Let's suppose a function $z=f(x, y)$ which has linear relationship with the distance from origin. For example we have a function $z=f(x, y)=max(-a \sqrt{x^2+y^2}+b,0)$, where $a,b>0$. And we're calculating it's double integral $\int_{\infty}^{-\infty} \int_{\infty}^{-\infty} f(x, y) \,dx \,dy$. Since the function involves max function, it would be easier to integrate it in polar coordinate form. So I'm wondering will the above double integral equals to $\int_{0}^{\frac{b}{a}} \int_{0}^{2\pi} -ar+b \,d\theta\ r \,dr$? Cause if both of them equals to the other, integrating through polar coordinate is definite integration compare to indefinite integration, which is way easier.

Answer 1

Short answer: The two integrals do equal, and are both definite as the bounds of the integration are given.

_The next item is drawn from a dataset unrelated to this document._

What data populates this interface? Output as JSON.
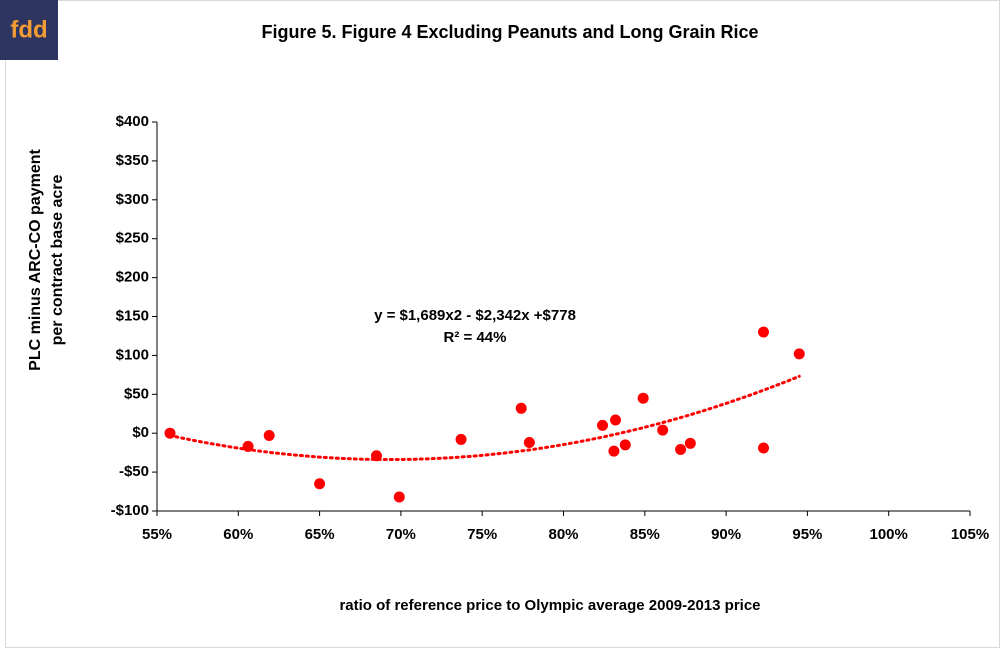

Long Answer: If we take your function to be, $$z=f(x,y)= \begin{cases} b-a\sqrt{x^2+y^2}, & \text{for}\sqrt{x^2+y^2}\le\frac{b}{a} \\ 0, & \text{for}\sqrt{x^2+y^2}\ge\frac{b}{a} \end{cases}=g(r,\theta)= \begin{cases} b-a r, & \text{for }r\le\frac{b}{a} \\ 0, & \text{for }r\ge\frac{b}{a} \end{cases}$$

Which 'breaks' you function into two regions, hence the integral can also be broken in to two regions. And if we take the

Then your integral, in x and y is $$\int_{\infty}^{-\infty} \int_{\infty}^{-\infty} f(x, y) \,dx \,dy= \iint_{\sqrt{x^2+y^2}\le\frac{b}{a}} b-a\sqrt{x^2+y^2} \,dx\,dy+ \iint_{\sqrt{x^2+y^2}\ge\frac{b}{a}} 0 \,dx\,dy $$ or in polars $$\int_{\infty}^{-\infty} \int_{\infty}^{-\infty} f(x, y) \,dx \,dy= \iint_{r\le\frac{b}{a}} b-ar \,dr\,rd\theta+ \iint_{r\ge\frac{b}{a}} 0 \,dr\,rd\theta$$

and as the integral of zero across any region is zero, thus the integral of zero disappear. Hence $$\int_{\infty}^{-\infty} \int_{\infty}^{-\infty} f(x, y) \,dx \,dy= \int_{0}^{\frac{b}{a}} \int_{0}^{2\pi} -ar+b \,d\theta \,rdr$$ Hopfully that helps.